= Hongmei Zhang =

Chinese-American biostatistician

Hongmei Zhang is a Chinese-American biostatistician at the University of Memphis, where she is Bruns Endowed Professor in the Division of Epidemiology, Biostatistics, and Environmental Health Sciences, director of the division, program coordinator for biostatistics, and affiliated professor in the departments of mathematical sciences and biology. Her statistical interests include feature selection, biclustering, and Bayesian networks; she is also interested in the application of statistical methods to phenotype and genetic data and to epigenetics.

==Education and career==
Zhang has three master's degrees: one in electronic engineering, earned in 1997 from the Nanjing Institute of Technology, a second one in mathematics in 1999 from Truman State University, and a third one in statistics in 2001 from Iowa State University. She completed her Ph.D. at Iowa State University in 2003. Her dissertation, Probability Models for Design and Analysis of Genetic Data, was supervised by Hal Stern.

She became an assistant professor of mathematics and statistics at the University of West Florida in 2003, and moved in 2007 to the University of South Carolina as an assistant professor of epidemiology and biostatistics.
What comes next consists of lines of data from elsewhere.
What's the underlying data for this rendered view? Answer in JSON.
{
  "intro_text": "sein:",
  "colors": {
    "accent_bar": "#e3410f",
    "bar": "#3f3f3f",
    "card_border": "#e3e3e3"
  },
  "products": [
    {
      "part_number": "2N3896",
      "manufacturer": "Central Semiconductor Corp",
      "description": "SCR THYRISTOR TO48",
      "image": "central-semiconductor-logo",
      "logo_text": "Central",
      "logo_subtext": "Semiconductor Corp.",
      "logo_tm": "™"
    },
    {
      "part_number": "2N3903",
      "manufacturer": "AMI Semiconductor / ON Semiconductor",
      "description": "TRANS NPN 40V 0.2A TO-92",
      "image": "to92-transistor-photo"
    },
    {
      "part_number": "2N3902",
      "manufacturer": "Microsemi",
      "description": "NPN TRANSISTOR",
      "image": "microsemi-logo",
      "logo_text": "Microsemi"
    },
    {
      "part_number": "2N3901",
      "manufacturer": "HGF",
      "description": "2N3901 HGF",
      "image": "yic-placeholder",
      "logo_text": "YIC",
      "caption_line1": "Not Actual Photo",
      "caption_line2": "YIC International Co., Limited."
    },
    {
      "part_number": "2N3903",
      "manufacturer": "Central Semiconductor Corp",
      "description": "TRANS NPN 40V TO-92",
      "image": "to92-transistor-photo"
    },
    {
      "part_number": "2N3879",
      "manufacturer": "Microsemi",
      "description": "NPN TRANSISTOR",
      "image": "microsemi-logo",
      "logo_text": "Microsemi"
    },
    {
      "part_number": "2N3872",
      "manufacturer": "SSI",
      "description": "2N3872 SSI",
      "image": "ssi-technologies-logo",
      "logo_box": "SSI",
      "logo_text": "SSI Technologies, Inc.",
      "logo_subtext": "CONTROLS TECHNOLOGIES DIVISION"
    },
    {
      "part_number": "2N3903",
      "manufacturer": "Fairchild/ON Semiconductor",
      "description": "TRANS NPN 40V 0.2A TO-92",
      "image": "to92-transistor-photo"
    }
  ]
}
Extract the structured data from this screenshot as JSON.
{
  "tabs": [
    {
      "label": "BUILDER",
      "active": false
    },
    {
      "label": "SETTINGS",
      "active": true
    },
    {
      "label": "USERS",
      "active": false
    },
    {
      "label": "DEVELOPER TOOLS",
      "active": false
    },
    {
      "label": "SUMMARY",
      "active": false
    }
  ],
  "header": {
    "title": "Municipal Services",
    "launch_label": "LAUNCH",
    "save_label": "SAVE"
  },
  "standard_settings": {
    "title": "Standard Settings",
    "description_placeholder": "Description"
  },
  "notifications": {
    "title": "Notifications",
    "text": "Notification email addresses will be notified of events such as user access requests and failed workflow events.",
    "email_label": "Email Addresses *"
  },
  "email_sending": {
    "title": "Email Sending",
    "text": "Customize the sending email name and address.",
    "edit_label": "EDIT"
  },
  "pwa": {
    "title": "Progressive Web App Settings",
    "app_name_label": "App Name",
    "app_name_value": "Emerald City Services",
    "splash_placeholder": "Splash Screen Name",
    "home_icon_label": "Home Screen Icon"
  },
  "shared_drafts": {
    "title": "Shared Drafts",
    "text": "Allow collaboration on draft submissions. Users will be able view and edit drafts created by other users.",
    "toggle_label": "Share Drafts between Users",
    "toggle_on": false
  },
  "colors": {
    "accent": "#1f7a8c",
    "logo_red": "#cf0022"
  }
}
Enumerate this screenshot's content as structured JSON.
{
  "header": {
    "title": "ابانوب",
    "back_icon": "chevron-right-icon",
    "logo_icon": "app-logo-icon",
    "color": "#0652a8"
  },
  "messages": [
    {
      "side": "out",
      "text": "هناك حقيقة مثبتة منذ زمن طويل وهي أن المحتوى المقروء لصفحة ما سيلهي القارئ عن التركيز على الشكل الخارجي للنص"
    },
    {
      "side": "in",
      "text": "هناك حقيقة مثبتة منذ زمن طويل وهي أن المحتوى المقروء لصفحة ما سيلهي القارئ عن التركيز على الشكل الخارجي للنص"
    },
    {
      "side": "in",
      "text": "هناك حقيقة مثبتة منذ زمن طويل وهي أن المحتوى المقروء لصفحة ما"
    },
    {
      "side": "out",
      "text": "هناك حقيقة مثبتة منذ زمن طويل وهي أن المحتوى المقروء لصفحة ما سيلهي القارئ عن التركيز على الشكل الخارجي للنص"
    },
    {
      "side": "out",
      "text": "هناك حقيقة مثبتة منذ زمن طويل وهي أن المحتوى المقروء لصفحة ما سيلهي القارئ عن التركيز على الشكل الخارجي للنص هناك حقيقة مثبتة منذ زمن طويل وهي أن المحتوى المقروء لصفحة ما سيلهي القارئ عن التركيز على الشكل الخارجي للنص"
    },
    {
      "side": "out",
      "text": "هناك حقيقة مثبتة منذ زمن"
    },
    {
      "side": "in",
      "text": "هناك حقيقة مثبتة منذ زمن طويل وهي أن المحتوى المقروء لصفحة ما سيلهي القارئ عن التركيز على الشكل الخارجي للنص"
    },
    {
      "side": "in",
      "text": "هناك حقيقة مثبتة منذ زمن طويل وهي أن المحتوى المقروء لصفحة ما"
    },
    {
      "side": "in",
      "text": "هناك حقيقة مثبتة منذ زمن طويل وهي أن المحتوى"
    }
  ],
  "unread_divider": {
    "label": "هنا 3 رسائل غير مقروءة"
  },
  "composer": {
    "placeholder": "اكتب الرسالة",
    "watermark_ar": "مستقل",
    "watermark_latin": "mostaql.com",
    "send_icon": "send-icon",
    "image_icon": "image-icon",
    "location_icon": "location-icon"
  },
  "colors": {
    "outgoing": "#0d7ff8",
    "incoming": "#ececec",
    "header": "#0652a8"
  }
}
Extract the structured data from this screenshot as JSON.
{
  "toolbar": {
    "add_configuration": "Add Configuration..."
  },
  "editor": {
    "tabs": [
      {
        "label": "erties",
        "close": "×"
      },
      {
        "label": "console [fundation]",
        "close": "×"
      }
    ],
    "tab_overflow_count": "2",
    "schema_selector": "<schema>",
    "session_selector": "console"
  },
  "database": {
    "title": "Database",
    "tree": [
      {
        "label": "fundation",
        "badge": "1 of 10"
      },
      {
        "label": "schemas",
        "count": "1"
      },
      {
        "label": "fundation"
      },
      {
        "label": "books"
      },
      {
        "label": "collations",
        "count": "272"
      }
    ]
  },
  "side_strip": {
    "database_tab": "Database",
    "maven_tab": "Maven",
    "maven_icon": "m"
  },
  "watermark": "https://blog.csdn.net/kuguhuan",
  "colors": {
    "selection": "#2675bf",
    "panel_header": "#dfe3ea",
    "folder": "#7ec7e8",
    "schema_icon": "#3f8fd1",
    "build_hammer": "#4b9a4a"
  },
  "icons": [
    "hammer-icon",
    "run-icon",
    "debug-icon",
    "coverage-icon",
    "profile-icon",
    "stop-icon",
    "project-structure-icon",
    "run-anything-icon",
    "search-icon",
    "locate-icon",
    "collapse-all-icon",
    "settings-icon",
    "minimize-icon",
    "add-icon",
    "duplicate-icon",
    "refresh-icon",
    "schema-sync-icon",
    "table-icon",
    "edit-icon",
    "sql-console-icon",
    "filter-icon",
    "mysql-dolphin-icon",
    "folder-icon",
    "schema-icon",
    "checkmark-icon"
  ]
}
She was given tenure there as an associate professor in 2012. She moved to her present position at the University of Memphis in 2013, and was promoted to professor and given the Bruns Endowed Professorship in 2017.

==Contributions==
Zhang is the author of Analyzing High-Dimensional Gene Expression and DNA Methylation Data with R (CRC Press, 2020).

Her research has included work on the role of epigenetics in childhood asthma.

==Recognition==
Zhang was named a Fellow of the American Statistical Association in 2021. She was elected chair of the ASA Risk Analysis program in 2021.